Although the iconic stairway and associated alley were in devastating disrepair when discovered by Selarón, this particular backdrop was said to be the canvas for this talent's life's work.
Sadly, according to the AP, local Brazilian police found his body "in front of his house." The news source described that abode as "one of the humble colonials that flank the staircase as it ascends into the St. Teresa Convent above."
On Thursday, the stunning art piece that doubles as a stairway known as the Lapa stairs, has turned into a massive memorial.
Since discovering the beloved artist who wore signature mutton chops had passed away, locals and visitors alike have reportedly dropped by to leave mementos of remembrance, including flowers. These same people have also been doing their best to light candles in memory of Jorge Selarón but keeping them lit has been challenging since Rio has been experiencing rain and wind ever since Jorge Selarón's body was discovered.
By way of background, the very place where his admirers morn the artists' loss was turned into a city landmark about eight years ago when Jorge was dubbed an honorary Carioca, the common name for a Rio local.
Selarón started to create his masterpiece back in 1990 when he put porcelain bathtubs along the stairs' edges to be used as decorative planters. He also installed thousands of colorful tiles on the steps to spruce them up. This took time, not only because the project was laborious but also because Jorge Selarón was lacking resources.

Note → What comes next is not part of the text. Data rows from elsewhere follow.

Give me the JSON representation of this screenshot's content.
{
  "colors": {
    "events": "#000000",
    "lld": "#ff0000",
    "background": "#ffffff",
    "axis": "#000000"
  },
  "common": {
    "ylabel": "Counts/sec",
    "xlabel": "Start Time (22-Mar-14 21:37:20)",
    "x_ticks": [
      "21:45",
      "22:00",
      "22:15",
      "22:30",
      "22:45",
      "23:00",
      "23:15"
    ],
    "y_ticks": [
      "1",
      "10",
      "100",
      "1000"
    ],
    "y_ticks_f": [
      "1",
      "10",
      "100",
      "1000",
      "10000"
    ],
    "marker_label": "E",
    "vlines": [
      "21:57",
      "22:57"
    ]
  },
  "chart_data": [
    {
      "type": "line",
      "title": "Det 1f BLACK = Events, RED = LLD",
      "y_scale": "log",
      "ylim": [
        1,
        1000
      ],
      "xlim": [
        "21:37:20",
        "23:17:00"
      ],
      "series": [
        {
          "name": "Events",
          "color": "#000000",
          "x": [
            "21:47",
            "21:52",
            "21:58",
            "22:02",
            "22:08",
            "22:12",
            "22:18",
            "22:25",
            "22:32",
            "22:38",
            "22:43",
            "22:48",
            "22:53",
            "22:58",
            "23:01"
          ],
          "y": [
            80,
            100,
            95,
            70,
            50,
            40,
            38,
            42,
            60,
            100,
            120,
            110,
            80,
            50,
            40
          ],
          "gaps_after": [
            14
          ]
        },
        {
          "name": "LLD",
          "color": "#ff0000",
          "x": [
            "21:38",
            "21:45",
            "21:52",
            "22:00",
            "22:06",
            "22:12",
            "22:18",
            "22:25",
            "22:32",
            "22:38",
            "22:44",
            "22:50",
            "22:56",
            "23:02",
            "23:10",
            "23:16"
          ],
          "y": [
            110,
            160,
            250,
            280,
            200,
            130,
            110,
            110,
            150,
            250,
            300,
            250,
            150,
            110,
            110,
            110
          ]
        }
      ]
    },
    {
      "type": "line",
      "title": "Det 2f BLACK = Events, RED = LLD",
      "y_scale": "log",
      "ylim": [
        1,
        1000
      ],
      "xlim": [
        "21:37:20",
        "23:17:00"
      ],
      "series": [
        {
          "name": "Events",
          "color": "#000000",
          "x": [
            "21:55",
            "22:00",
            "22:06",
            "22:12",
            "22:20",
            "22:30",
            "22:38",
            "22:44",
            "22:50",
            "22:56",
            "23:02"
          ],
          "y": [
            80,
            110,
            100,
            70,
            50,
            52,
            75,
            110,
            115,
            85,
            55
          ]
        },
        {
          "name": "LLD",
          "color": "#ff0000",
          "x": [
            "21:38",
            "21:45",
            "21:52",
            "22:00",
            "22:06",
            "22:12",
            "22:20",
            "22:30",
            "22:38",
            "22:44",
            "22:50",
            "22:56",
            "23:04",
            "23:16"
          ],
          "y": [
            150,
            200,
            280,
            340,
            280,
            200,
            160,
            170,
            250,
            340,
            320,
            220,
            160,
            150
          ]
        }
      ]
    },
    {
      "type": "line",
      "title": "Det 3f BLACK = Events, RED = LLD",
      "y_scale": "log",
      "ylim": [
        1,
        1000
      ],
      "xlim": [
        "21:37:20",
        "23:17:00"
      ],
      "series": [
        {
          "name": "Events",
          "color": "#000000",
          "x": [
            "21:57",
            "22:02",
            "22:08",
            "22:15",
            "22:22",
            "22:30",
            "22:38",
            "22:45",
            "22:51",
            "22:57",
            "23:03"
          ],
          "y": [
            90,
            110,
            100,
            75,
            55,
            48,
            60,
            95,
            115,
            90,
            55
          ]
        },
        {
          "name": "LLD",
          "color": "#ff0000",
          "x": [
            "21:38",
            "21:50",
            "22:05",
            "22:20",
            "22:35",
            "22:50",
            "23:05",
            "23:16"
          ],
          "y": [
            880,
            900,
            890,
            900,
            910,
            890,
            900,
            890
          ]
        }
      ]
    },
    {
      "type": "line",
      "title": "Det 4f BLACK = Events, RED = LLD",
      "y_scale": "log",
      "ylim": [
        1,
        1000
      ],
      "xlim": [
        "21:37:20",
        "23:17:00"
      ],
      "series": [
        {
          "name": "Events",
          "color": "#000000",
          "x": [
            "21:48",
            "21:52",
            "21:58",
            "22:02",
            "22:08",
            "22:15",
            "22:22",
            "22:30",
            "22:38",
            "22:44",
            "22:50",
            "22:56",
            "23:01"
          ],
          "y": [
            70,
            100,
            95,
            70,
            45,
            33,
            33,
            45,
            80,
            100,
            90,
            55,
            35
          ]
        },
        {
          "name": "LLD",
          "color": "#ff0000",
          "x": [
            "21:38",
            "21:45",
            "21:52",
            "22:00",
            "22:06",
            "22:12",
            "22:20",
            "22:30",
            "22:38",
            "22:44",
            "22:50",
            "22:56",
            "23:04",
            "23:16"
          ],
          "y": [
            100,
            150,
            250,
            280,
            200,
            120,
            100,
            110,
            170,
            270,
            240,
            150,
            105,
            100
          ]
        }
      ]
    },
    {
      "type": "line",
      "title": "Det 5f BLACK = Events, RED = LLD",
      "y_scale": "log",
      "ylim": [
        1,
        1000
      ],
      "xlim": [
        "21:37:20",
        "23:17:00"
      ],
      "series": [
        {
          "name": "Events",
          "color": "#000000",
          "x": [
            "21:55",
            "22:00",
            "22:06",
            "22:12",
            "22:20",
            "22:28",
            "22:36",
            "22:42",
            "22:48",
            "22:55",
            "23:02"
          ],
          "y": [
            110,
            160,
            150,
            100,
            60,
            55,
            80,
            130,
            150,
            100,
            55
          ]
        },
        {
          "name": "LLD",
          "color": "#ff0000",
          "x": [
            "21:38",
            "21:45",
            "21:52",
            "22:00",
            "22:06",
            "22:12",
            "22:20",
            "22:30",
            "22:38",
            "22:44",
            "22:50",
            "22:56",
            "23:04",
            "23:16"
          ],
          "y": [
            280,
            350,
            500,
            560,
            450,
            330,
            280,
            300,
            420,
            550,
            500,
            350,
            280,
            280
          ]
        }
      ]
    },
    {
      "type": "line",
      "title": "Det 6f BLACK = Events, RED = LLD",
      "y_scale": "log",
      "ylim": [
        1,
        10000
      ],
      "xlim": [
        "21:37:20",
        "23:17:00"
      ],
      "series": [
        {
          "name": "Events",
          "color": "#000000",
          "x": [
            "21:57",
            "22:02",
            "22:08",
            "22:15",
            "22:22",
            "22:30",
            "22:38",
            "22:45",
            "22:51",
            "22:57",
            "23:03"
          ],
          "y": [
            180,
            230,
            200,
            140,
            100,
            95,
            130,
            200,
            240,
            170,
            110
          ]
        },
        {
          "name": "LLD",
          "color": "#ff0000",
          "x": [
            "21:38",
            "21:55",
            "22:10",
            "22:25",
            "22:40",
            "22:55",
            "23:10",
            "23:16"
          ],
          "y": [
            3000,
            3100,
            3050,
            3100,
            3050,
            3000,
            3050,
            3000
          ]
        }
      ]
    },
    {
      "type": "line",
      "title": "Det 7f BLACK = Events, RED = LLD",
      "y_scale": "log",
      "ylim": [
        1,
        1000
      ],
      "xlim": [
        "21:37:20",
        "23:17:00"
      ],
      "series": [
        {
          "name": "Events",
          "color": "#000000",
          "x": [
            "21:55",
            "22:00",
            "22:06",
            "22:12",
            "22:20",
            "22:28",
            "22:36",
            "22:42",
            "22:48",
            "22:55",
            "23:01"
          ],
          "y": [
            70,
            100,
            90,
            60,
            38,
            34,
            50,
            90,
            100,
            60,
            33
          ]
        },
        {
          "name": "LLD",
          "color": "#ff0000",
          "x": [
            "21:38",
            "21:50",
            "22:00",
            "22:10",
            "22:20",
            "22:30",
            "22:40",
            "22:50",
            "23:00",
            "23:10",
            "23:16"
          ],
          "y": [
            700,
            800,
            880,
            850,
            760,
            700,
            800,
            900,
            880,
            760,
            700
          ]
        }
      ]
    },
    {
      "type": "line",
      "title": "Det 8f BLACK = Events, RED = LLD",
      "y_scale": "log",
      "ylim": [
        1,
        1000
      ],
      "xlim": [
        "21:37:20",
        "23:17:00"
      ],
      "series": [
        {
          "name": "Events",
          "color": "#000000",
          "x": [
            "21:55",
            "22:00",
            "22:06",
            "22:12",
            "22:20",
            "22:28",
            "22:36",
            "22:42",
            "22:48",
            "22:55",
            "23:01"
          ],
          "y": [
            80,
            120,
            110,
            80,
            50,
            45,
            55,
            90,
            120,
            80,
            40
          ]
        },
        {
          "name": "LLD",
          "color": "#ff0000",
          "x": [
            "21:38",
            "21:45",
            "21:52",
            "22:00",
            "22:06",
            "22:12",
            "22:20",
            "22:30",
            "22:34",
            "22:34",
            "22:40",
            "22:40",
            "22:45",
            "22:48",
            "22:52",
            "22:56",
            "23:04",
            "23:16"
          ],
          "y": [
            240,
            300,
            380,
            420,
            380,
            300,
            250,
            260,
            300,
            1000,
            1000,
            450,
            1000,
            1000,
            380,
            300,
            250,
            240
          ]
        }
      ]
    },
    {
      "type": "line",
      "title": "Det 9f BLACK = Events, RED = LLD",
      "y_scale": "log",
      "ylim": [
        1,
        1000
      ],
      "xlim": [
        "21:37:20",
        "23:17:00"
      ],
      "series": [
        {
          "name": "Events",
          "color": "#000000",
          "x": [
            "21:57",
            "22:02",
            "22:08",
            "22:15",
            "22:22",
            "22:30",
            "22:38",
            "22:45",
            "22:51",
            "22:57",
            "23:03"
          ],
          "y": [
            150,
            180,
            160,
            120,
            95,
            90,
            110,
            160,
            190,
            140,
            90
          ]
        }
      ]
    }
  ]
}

To help, one man would supply tiles when he traveled, bringing back contributions from Spain and Holland to give to Selarón for his project. Later, as the environmental installation started to take shape, visitors to this artistic shrine would contribute whatever they could to the effort. Today, the stairway contains all sorts of tiles that depict everything from a Buddha to Bob Marley.
Some contributors to this impressive effort were complete strangers who supported the work of this great talent who, sadly, was found dead in Rio near the stairs he had creatively transformed into a huge work of tantalizing art. More details on the passing of Jorge Selarón, who was born in 1947, are forthcoming as cause of death, although seemingly suspicious, has not been released.